幻想ノ噺
トリオ
神殿に帰った翠藍は、珊瑚の椅子に座り、ぼーっとブレスレットがなくなり、代わりに王子の指の跡がついた腕を眺めた。
「…どうしよう。」
ぽつりと呟くと、また視界がぼやける。
“悲しかったり、つらかったりしたときは、歌いなさい。”
ふとよみがえる母の声。
翠藍はそれに従って、心に浮かんだ音のまま、言葉のままに歌った。
「綺麗だねぇ。でも悲しそう。悩みでもおありかしら?忌み子の王子様?」
「!」
振り返れば海蛇がいた。
「悩みがあるならついてらっしゃい。追放されし賢者の元へ案内してあげる。」
するりと薄暗い中を鱗を反射させながら泳いでいく。
翠藍は藁をも掴む思いで、ついていった。
周りはどんどん暗くなり、たまに何かの影がうごめく。
びくっとする度に、海蛇はクスクスと笑い、大丈夫だよ、と安心させた。
「にしても、あんたはあたしを見ても怖くないのかい?」
「?綺麗だと思うけど。」
「アハハ!奇特だねぇ。じゃあゴンズイは?」
「可愛い。」
「ウツボ。」
「…見たことない。」
「ふ〜ん。あ、着いたよ。」
「ありがと。」
「なに、歌のお礼さ。また歌っておくれ?」
「うん。」
海蛇と別れ、ぽっかり口を開けた洞窟。
中は黒々としている。
ゴクリと唾を飲み込み、ゆっくり中へ進んで行った。
「誰です?」
「っ!あ、あの…相談がありまして…」
とても綺麗な声が闇の中から聞こえた。
闇が動くと、クラゲが淡い光を放つ。
「わぁ…綺麗。
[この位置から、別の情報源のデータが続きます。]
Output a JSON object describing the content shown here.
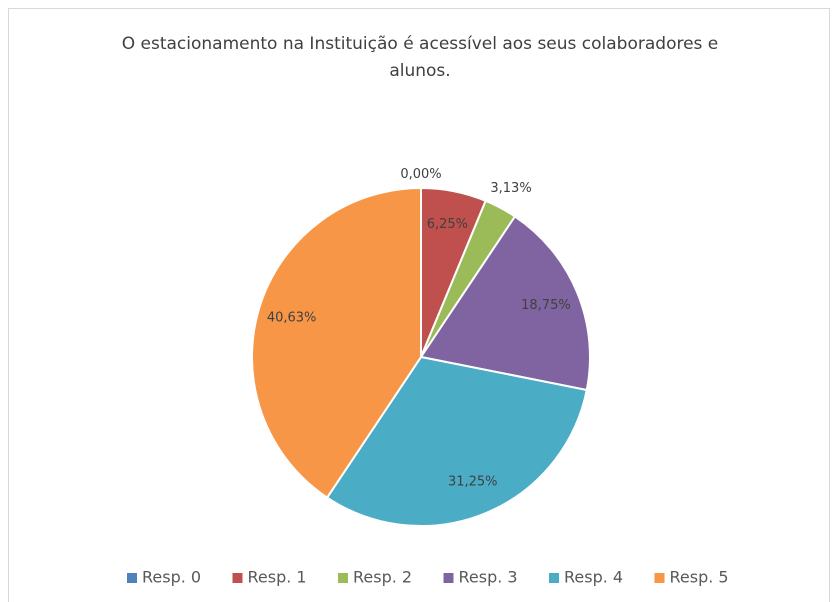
{
  "chart_data": {
    "type": "pie",
    "title": "O estacionamento na Instituição é acessível aos seus colaboradores e alunos.",
    "categories": [
      "Resp. 0",
      "Resp. 1",
      "Resp. 2",
      "Resp. 3",
      "Resp. 4",
      "Resp. 5"
    ],
    "values": [
      0,
      6.25,
      3.13,
      18.75,
      31.25,
      40.63
    ],
    "value_labels": [
      "0,00%",
      "6,25%",
      "3,13%",
      "18,75%",
      "31,25%",
      "40,63%"
    ],
    "colors": [
      "#4f81bd",
      "#c0504d",
      "#9bbb59",
      "#8064a2",
      "#4bacc6",
      "#f79646"
    ],
    "legend": "bottom"
  }
}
」
クラゲもそうだが、この洞窟の主も想像を絶する綺麗な人魚だった。
闇の色を纏ったその人魚は、顔に大きな傷を持つものの、それすら美しくあった。
ただ瞳のみが、翠藍と同じオッドアイだ。
「おや、忌み子の…同胞。どうしました?」
人魚は翠藍の手を引いて、自分の横に座らせた。
翠藍は、ゆっくり、事細かに話した。